Gegen Abend trug sich schon etwas von Bedeutung zu. Apollonia fegte ihre Blutverwandtschaft und ihren Gast mit Kehrwischen noch früher hinaus als Spinnen und Staub. – Es sollte am 4ten Mai die heutige Ankunft des bisherigen Flüchtlings recht[527] anständig gefeiert werden. – Flamin und Viktor gingen voraus durch den Pfarrgarten, dessen Merkwürdigkeiten und curiosa so erheblich sind, daß der Korreferent dieser Akten sich wünscht, er könnte mir den Garten durch die Hunds-Stafette klärer schildern. Der Kaplan hatte viele Beete nicht zu Langvierecken abgestampft, sondern sie zu lateinischen Buchstaben an Doppel-Fraktur, als Anfangbuchstaben seiner Familie, geschweift und umgebogen. Sein eignes E hatt' er mit Rettich ausgesäet, Apolloniens A mit Kapuzinersalat, Flamins F mit Kohlrabi, Sebastians S mit Süßholz oder Glycyrrhiza vulgaris. Wer nicht zu säen war, dem blieb allezeit noch ein Platz und almanac royal auf Kürbissen und Stettineräpfeln leer, die ein durchbrochenes Papier mit dem ausgeschnittenen Namen umflocht, der nach Abschälung dieses Einbands grün oder rot auf der bleichen Frucht erschien. Viktor fragte, als er bei einem K aus Tulpen vorüberging, seinen Flamin um die Bedeutung. »Warum fragst du?« fragte dieser; und die nachkommenden gesprächigen Pfarrleute vertrieben die Antwort. – Über der Pfarrwiese stand (man setzte nur über den Bach) ein Hügel und darauf ein alter Wartturm, in dem nichts war als eine Holztreppe, wie oben darauf nichts als ein bretterner Deckel statt des italienischen Dachs; beides hatte der Kammerherr machen lassen, damit die Leute – (er nicht; denn die Gefühllosigkeit der Magnaten arbeitet für das Gefühl der Minoriten) – sich droben ein wenig umschauen könnten. Man sah da die Säulenordnung des Schöpfers, die Schweizerberge, stehen, und den Rhein mit seinen Schiffen ziehen. Am Turm waren zwei von der Natur ineinander gewundne Lindenbäume hinaufgestiegen, um oben mit ihrem Gesträuche, das man zu einer grünen Nische ausgehöhlet und mit einer Grasbank unterbauet hatte, zuweilen einen gerührten Eiländer zufächeln. Das liebende Personale erstieg die Zinne und brachte in der ländlichen Brust eine Ruhe mit, die darin sanft den äußern stillen Himmel nachmalte, der diese Guten mit seinen verhüllten Sonnen umzog. Noch eine Wolke glühte sich ab, aber sie zerfloß, ehe sie ausbrannte.

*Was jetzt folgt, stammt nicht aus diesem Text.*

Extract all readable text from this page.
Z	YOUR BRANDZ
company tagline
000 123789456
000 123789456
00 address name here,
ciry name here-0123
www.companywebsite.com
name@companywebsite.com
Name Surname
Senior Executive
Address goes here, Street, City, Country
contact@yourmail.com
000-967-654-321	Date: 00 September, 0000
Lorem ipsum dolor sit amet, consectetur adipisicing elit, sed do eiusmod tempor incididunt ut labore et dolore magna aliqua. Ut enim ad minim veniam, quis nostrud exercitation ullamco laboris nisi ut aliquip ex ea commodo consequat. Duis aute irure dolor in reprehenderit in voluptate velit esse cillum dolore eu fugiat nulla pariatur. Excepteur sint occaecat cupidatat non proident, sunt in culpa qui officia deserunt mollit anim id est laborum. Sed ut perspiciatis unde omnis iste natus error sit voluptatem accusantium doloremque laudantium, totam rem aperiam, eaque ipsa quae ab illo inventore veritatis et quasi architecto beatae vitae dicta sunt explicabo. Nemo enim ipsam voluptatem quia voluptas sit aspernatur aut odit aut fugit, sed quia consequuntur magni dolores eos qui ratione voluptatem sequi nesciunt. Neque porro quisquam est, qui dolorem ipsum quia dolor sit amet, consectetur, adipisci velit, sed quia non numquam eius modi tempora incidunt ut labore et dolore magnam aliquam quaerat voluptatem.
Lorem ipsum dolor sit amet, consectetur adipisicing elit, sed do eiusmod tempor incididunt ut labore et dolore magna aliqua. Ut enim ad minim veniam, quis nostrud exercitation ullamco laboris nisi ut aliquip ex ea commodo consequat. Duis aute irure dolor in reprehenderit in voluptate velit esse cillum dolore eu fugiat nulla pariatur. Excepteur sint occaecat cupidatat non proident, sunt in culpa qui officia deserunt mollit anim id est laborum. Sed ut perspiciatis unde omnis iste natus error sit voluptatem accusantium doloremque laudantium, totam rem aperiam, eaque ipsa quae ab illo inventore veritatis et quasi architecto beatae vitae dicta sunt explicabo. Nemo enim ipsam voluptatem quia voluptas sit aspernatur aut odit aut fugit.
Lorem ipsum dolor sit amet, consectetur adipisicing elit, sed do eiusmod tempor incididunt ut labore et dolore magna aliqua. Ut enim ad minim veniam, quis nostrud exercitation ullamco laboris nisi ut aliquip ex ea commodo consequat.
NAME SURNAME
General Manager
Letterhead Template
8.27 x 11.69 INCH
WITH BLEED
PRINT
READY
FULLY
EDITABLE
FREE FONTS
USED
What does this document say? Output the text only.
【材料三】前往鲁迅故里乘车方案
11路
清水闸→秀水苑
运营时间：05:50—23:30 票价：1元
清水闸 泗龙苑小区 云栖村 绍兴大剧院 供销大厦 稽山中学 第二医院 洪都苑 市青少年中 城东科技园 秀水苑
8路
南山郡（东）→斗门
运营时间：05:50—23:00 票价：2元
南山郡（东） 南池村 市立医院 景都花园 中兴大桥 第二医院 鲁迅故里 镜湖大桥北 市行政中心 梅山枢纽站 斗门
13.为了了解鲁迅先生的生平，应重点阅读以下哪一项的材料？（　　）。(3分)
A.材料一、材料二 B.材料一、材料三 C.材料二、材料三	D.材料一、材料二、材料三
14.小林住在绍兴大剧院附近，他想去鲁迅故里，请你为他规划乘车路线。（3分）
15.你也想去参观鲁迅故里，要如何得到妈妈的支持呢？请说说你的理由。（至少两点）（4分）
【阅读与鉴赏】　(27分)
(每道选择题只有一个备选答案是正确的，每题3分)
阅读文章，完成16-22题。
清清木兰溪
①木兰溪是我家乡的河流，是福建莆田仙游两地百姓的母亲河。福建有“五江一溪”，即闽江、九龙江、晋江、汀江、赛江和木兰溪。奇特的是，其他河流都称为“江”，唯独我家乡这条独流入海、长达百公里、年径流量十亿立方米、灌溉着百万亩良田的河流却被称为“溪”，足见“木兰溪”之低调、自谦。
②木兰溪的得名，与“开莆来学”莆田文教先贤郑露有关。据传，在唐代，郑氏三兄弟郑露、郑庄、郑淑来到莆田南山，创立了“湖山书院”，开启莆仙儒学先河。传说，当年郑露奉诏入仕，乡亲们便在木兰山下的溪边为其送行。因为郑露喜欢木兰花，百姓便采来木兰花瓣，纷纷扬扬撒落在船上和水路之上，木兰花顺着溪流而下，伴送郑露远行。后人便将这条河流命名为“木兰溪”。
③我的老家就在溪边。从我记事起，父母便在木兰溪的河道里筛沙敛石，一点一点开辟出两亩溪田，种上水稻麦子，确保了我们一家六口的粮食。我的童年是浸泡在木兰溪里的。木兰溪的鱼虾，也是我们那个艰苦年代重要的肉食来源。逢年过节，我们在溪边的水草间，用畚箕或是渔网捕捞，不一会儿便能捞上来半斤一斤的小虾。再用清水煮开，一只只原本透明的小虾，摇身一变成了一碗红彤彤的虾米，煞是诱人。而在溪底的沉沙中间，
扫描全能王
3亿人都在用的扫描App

Jetzt konnten die Supplementbände der allgemeinen Welthistorie von St. Lüne bequem nachgeliefert werden. Eymann[528] konnte seine Foliobände gravaminum (Beschwerden) über die Konsistorialräte und Ratten einreichen. Auf einmal wurde unten Agathe wie ihre heilige Namenbase angerufen vom Blasbalgtreter loci, der Dorfs-Lehnlakai und Pfarrkutscher war. Wenn einige Autores sagen, der Kutscher war blind und der Gaul taub: so kehren sie die Sache gerade um. Der Kerl war taub. Er hatte in seinem mouchoir de Venus – das Schnupftuch ist beim Pöbel die Brieftasche und der Briefumschlag, weil ihm ein Brief so wichtig und selten ist wie einem Rezensenten ein guter – heute eine Briefschaft an Agathen ausgekundschaftet und ausgewickelt, die er gestern mit des Lords seiner hätte abgeben sollen. Aber Kutscher halten den Herrn nur für die Nebensonne und Nebenpartie des Pferds, und die Frau gar nur für ein Schmarotzer-Gewächs des Stalls; daher bedeutet »Gleich!« bei ihnen ein oder ein paar Tage; und »morgen vormittags« bedeutete auf dem Regensburger Ansagzettel der Abstimmgegenstände ein oder ein paar Jahre. Agathe eilte lieber hinunter, hielt den Brief gegen die lichtere Abendgegend und entzifferte was, was sie mit funkelnden Augen im Galopp die Treppe hinauftrug. »Sie kommt morgen!« rief sie auf Flamin zu; denn sie schien in jedem ihrer Freunde beinahe nur den Gesellschafter und den Freund ihrer andern Freunde zu lieben. Klotilde (Le Bauts einzige Tochter von der ersten Frau, der Niece des Lords) ging nämlich aus dem Fräuleinstift in Maienthal, wo sie erzogen worden, zum Vater zurück.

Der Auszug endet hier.